Sleeper Sewell: Are employers required to use these safe harbors? Can they use different safe harbors for different employee? How do they each work?
Marathas: These safe harbors are all optional. An employer can use one or more of the safe harbors for all of its employees or for any reasonable category of employees, as long as it does so on a uniform and consistent basis for all employees in a category.
The Form W-2 Wages Safe Harbor generally is based on the amount of wages paid to the employee that are reported in Box 1 of that employee’s Form W-2. Coverage is affordable under the W-2 Safe Harbor if the employee’s cost for individual coverage does not exceed 9.5% of his Box 1 W-2 wages for the current year. Remember that this is gross income reduced by pre-tax payments for health insurance and pre-tax contributions to retirement plans, cafeteria plans and similar arrangements, so the number might be lower than an employer might anticipate.
The Rate of Pay Safe Harbor generally is based on the employee’s rate of pay at the beginning of the coverage period, with adjustments permitted, for an hourly employee, if the rate of pay is decreased (but not if the rate of pay is increased).
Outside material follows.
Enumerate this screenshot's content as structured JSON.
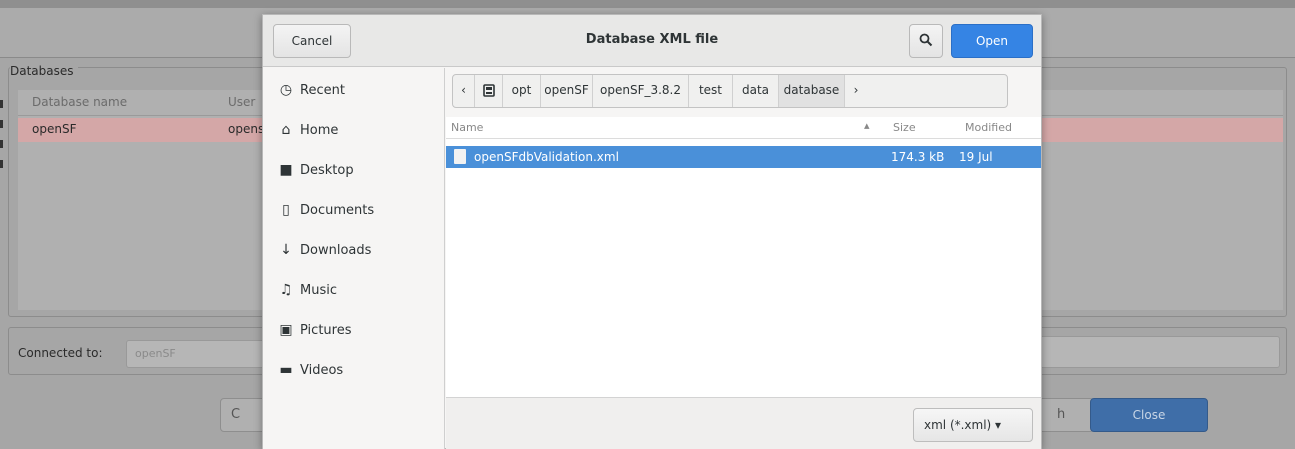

Using the Rate of Pay Safe Harbor, the employer determines whether the monthly cost of individual coverage for the lowest cost minimum value plan exceeds 9.5% of the employee’s hourly rate multiplied by 130.
The Federal Poverty Line Safe Harbor generally treats coverage as affordable if the employee contribution for individual coverage at the lowest cost plan reimbursing at a 60% minimum value for the year does not exceed 9.5% of the federal poverty line for a single individual for the applicable calendar year.
Sleeper Sewell: How does an employer know if a plan reimburses at a level of at least 60% value?
Marathas: A plan provides minimum value if it covers at least 60 percent of the total allowed cost of benefits that are expected to be incurred under the plan. The Department of Health and Human Services (HHS) and the IRS have produced a minimum value calculator. By entering certain information about the plan, such as deductibles and co-pays, into the calculator employers can get a determination as to whether the plan provides minimum value.